Lurking underneath the excitement and fun was the ever present threat of danger, the very real possibility of serious injury or even, every few years, death.  It gave the evening an extra boost, like the ominous storm clouds that would come up over the mountains to the east as we sat in the dark under the bright lights,  lightening flickering, thunder mumbling . When it would become clear that one of our  warriors was wounded,  the crowd would become completely silent as the medics knelt over the twisted cowboy or the gored clown.  An ambulance would drive in through the soft dirt and the still body would be loaded in.  Once through the big double gates at the south end of the arena, the ambulance would start it's siren, ear splitting at first, but growing fainter and fainter as the ambulance raced away.

Sunday, June 2, 2013

Working Spring/Summer 2103

Since January of this year I have been working in my studio, painting panels and then adding  photographic elements to those panels.  The entire process is slow and tortuous, until it isn't, and then things  happen with such speed and clarity that I wonder if I'm in the same time continuum as the person who had been plodding so miserably along.   

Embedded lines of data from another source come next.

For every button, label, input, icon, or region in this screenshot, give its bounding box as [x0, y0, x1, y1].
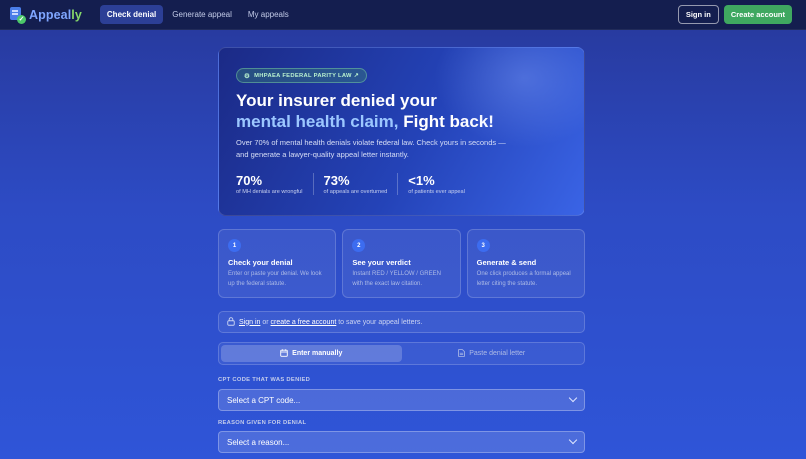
lock-icon: [227, 316, 235, 328]
step-number: 1: [228, 239, 241, 252]
gear-icon: ⚙: [244, 72, 251, 80]
denial-reason-label: REASON GIVEN FOR DENIAL: [218, 420, 307, 426]
denial-reason-select[interactable]: Select a reason...: [218, 431, 585, 453]
stat-value: 73%: [323, 173, 350, 188]
sign-in-button[interactable]: Sign in: [677, 5, 719, 24]
step-number: 2: [352, 239, 366, 252]
step-title: Check your denial: [228, 258, 293, 267]
stat-value: 70%: [236, 173, 263, 188]
step-title: See your verdict: [352, 258, 411, 267]
denial-reason-value: Select a reason...: [227, 437, 290, 447]
tab-check-denial[interactable]: Check denial: [99, 5, 164, 24]
step-number: 3: [476, 239, 490, 252]
sign-in-notice: Sign in or create a free account to save…: [218, 311, 585, 333]
sign-in-link[interactable]: Sign in: [239, 319, 260, 326]
step-card-generate: 3 Generate & send One click produces a f…: [466, 229, 585, 298]
badge-label: MHPAEA FEDERAL PARITY LAW ↗: [254, 72, 359, 79]
tab-generate-appeal[interactable]: Generate appeal: [165, 5, 239, 24]
create-account-button[interactable]: Create account: [723, 5, 792, 24]
chevron-down-icon: [568, 435, 578, 445]
stat-item: <1% of patients ever appeal: [397, 173, 475, 195]
logo-icon: ✓: [10, 7, 26, 24]
stat-item: 70% of MH denials are wrongful: [236, 173, 313, 195]
steps-row: 1 Check your denial Enter or paste your …: [218, 229, 585, 298]
hero-title-highlight: mental health claim,: [236, 112, 399, 131]
step-description: Enter or paste your denial. We look up t…: [228, 271, 322, 287]
hero-description: Over 70% of mental health denials violat…: [236, 138, 506, 159]
enter-manually-label: Enter manually: [292, 350, 343, 357]
stat-item: 73% of appeals are overturned: [312, 173, 398, 195]
step-description: One click produces a formal appeal lette…: [476, 271, 571, 287]
chevron-down-icon: [568, 393, 578, 403]
input-mode-toggle: Enter manually Paste denial letter: [218, 342, 585, 365]
cpt-code-value: Select a CPT code...: [227, 395, 301, 405]
logo-text: Appeally: [29, 7, 82, 22]
hero-card: ⚙ MHPAEA FEDERAL PARITY LAW ↗ Your insur…: [218, 47, 585, 216]
cpt-code-label: CPT CODE THAT WAS DENIED: [218, 377, 311, 383]
nav-tabs: Check denial Generate appeal My appeals: [99, 5, 296, 24]
stat-label: of MH denials are wrongful: [236, 189, 303, 195]
stat-label: of appeals are overturned: [323, 189, 388, 195]
create-account-link[interactable]: create a free account: [271, 319, 337, 326]
calendar-icon: [280, 348, 288, 359]
top-navbar: ✓ Appeally Check denial Generate appeal …: [0, 0, 806, 30]
logo[interactable]: ✓ Appeally: [10, 7, 82, 24]
stat-label: of patients ever appeal: [408, 189, 465, 195]
stat-value: <1%: [408, 173, 435, 188]
step-card-verdict: 2 See your verdict Instant RED / YELLOW …: [342, 229, 461, 298]
hero-title: Your insurer denied your mental health c…: [236, 91, 494, 131]
step-card-check: 1 Check your denial Enter or paste your …: [218, 229, 337, 298]
step-title: Generate & send: [476, 258, 537, 267]
cpt-code-select[interactable]: Select a CPT code...: [218, 389, 585, 411]
document-icon: [458, 348, 466, 359]
paste-letter-option[interactable]: Paste denial letter: [402, 345, 583, 362]
paste-letter-label: Paste denial letter: [469, 350, 526, 357]
stats-row: 70% of MH denials are wrongful 73% of ap…: [236, 173, 475, 195]
tab-my-appeals[interactable]: My appeals: [241, 5, 296, 24]
parity-law-badge[interactable]: ⚙ MHPAEA FEDERAL PARITY LAW ↗: [236, 68, 367, 83]
nav-actions: Sign in Create account: [677, 5, 792, 24]
enter-manually-option[interactable]: Enter manually: [221, 345, 402, 362]
step-description: Instant RED / YELLOW / GREEN with the ex…: [352, 271, 441, 287]
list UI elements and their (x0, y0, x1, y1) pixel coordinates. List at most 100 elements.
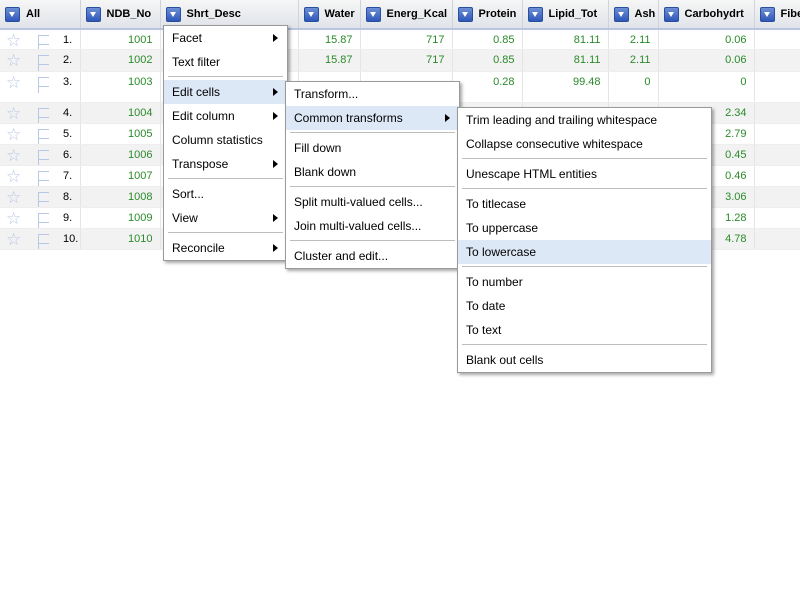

Scraps of paper are everywhere, the left overs of  photographs I've been futilely cutting. I'll see one out of the corner of my eye, and the next thing I know, it will have given me the information I need to start a new image.  Shapes that were nothing suddenly make sense, and then, there I am, off to the races.

My studio has gotten progressively more cluttered and chaotic, not just from day to day, but from year to year.  Earlier pictures of my studio show a clean, open space.  Now every surface is full of heaps of paper, scissors and paper cutters, boxes with bits and pieces of photos, and stacks of painted panels.  The floor is littered with scraps of uncut paper--if I drop something I'm cutting, forget it, I'll never find it again.  I keep adding  more and more tables to the room, but I'll never have enough.  The shelves around the perimeter walls are stacked three deep with unfinished pieces, all waiting to be completed. 
Studio 


Piles of hands and arms, waiting to be fit into something.

The worst thing is that I have been doing just the "fun" part--if you want to call it that--of marrying of the images with the painted grounds.  I haven't wanted to bother with doing the unfun part, which is gluing the images to the surface and then putting on a final finish varnish.  It's tedious work which calls for a perfectionist's attention to detail, and which, if it goes wrong can be disastrous.  Like not paying attention and gluing something upside down.  It's the kind of work a really good assistant should be doing, but, unfortunately, that assistant is me.  By the end of my time gluing all these images(and there are alot)I will have a sore jaw and such a stiff neck that I will be forced to move my whole body to turn my head.  A sensible person would make a few, glue a few, then make a few more, and glue a few more, etc. etc.  But when you're your own boss, you get to work in any wacky, disfunctional way you want.